History
- Name: Equinox
- Owner: New York Central Railroad Co
- Builder: R. N. Jones
- Launched: 1857
- Fate: Sank (1875)

General characteristics
- Type: Bulk carrier
- Tonnage: 620 ton
- Length: 184 feet
- Beam: 31 feet
- Draught: 11.6 feet

= Equinox (1857) =

Wooden propeller-driven steamship

Equinox was a 620-ton wooden propeller-driven steamship built in 1857 that primarily served as a bulk freighter on the Great Lakes. She sank on the night of September 10, 1875, while carrying a cargo of salt (6,708 barrels) and towing the schooner barge Emma A. Mayes through a severe gale off Au Sable (Point Au Sable) in Lake Michigan, with her final resting place located roughly 8 mi off Big Sable Point. All but one crew member was lost. Although it is largely known in what area the vessel sunk, its exact wreck location are yet to be recorded.

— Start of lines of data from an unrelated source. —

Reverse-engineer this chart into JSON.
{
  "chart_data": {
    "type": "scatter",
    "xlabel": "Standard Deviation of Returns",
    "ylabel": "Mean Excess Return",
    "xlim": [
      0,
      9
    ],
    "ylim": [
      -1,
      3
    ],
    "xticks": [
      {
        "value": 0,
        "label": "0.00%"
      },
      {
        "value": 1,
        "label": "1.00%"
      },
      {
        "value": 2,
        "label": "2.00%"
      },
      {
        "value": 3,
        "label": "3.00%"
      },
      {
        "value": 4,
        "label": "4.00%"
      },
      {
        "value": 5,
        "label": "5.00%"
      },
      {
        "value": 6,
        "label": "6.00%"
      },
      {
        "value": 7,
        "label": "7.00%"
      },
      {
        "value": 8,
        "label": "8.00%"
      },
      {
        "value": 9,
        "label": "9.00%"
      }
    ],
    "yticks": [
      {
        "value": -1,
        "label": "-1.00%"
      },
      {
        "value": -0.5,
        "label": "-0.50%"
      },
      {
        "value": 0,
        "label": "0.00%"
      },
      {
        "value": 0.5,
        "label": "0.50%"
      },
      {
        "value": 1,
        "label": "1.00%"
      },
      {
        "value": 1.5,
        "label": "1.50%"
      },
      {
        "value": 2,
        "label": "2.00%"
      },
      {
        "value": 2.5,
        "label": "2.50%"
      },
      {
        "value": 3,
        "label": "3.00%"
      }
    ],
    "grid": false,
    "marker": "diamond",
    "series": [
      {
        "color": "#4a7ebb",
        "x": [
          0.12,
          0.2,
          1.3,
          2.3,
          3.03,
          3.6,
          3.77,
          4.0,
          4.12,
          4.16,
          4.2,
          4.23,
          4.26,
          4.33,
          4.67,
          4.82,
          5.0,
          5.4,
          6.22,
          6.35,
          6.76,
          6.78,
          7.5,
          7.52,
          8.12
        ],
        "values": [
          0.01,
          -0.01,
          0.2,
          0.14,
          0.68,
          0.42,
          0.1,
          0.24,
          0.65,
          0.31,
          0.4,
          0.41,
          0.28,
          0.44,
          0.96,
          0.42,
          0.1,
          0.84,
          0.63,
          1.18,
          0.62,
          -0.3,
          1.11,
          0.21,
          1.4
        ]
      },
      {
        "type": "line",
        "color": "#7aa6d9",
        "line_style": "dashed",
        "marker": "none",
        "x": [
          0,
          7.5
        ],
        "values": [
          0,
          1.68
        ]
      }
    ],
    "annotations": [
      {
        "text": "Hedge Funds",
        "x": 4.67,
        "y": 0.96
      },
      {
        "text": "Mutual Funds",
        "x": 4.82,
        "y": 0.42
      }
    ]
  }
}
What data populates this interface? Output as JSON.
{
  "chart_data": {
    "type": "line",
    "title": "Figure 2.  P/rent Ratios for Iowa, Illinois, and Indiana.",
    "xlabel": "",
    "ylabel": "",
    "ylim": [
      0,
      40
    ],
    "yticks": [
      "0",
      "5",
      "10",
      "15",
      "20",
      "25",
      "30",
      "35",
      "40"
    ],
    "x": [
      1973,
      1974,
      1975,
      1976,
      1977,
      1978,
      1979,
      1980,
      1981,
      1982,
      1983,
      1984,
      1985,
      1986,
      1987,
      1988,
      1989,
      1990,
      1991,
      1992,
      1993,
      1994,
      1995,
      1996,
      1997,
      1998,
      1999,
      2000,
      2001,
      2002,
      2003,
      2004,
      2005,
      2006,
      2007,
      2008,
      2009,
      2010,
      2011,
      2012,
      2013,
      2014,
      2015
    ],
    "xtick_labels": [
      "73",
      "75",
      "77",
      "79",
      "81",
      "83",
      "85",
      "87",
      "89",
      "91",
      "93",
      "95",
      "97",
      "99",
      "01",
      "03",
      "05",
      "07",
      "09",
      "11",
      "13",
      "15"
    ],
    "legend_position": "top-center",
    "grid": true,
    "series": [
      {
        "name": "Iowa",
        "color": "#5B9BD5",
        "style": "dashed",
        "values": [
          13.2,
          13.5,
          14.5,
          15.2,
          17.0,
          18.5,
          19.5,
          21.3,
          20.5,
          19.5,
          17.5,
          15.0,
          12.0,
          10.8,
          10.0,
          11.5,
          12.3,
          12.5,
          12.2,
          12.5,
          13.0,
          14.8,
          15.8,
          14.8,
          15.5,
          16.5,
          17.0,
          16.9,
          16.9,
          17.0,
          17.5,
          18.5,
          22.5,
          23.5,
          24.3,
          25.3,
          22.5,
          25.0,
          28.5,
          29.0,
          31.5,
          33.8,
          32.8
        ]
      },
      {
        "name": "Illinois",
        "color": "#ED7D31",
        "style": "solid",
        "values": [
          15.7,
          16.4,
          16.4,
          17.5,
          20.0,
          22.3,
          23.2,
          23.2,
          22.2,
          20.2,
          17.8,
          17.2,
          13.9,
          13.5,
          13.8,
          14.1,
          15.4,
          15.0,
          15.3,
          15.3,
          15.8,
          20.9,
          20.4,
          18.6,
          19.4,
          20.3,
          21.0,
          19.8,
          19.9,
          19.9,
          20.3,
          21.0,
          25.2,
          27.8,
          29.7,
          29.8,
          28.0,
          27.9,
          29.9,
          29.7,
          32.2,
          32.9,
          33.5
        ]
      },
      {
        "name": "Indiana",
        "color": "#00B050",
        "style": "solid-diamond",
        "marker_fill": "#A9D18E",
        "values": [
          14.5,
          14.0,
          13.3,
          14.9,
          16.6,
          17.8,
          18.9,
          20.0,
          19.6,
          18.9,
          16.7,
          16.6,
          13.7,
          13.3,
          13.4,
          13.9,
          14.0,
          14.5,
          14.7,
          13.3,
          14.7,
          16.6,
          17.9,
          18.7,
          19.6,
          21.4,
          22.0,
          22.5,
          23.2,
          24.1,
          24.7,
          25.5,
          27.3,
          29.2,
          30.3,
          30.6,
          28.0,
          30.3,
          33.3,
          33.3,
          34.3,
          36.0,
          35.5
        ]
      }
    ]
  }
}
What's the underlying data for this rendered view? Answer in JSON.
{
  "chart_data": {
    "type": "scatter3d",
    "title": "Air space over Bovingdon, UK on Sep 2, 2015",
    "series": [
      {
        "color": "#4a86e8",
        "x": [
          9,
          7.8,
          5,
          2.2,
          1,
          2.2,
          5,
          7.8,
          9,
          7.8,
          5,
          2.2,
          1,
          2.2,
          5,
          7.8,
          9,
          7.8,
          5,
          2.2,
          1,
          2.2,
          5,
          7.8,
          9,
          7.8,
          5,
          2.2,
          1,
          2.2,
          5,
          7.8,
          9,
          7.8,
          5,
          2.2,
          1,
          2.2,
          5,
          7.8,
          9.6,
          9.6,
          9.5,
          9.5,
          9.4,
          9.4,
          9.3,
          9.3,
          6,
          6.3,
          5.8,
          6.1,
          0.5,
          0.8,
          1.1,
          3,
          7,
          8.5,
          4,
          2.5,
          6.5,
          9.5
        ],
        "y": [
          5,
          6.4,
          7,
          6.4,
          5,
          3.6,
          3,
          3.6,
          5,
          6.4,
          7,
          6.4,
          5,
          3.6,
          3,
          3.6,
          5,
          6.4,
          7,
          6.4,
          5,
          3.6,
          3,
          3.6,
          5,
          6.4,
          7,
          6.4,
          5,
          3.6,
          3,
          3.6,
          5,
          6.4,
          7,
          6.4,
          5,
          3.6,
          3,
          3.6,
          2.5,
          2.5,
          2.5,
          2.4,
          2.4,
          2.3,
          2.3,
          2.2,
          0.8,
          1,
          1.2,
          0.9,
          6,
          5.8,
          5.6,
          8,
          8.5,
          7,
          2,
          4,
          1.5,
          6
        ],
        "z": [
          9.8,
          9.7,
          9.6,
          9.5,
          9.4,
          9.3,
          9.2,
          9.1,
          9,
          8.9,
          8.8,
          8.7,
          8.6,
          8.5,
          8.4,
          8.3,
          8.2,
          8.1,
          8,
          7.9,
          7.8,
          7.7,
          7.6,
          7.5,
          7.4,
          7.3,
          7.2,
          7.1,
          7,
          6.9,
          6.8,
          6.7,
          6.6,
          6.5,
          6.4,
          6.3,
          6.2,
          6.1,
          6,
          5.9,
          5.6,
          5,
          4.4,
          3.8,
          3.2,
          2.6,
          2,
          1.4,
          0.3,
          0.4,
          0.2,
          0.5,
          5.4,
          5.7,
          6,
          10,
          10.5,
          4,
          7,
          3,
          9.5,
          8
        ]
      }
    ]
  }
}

== Design and construction ==
The vessel was constructed in 1857 by R. N. Jones of Buffalo, New York, as a wooden-hulled propeller-driven freighter. She was built to carry bulk dry goods, primarily salt and lumber, between cities on the Great Lakes. The vessel was originally owned by the New York Central Railroad Co. while it was owned by the Grand Trunk and Sarnia Line at the time of sinking. The vessel was broad and had a length of 184 ft, a beam of 31 ft, and a draft of 11.6 ft.

== Sinking ==
The vessel served the Lake Huron–Lake Michigan corridor for roughly 18 years, transporting goods and passengers before the disaster struck. On September 10, 1875, while en route from Saginaw, Michigan to Chicago, Illinois, Equinox agreed to assist in the recovery of the schooner barge Emma A. Mayes. Emma A. Mayes was loaded with lumber and had lost propulsion while transiting Lake Michigan. By the evening, a strong gale had developed, and Equinox began taking on water due to high seas and strong wind. The captain of the vessel called to Emma A. Hayes but that vessel's captain was unable to provide assistance. Just as the vessel began to sink, the tow line was cut, ultimately saving Emma A. Mayes which was able to reach Chicago the following morning and relay news of the sinking. Emma A. Hayes would subsequently sink in Lake Superior in May 1884 while transporting 850 tons of coal. The schooner Havana, which rescued the sole survivor, would also sink in October 1887 while carrying iron ore. Her wreck continues to be explored by divers in Lake Huron.

Equinox sank within minutes, with little debris left on the surface after the sinking. Accounts vary on the exact death toll due to unclear passenger manifests, although it is between 21 and 25 casualties. Those lost include the captain and his daughter and granddaughter, aged 19 and 17. The only person to survive the disaster was a helmsman who was rescued by the schooner Havana after floating on the pilot house for 31 hours. Another crew member was with him for a number of hours but succumbed to exhaustion before being found. The survivor was found roughly 80 mi south-southwest of Manitou Island and roughly 85 mi from where the vessel sank.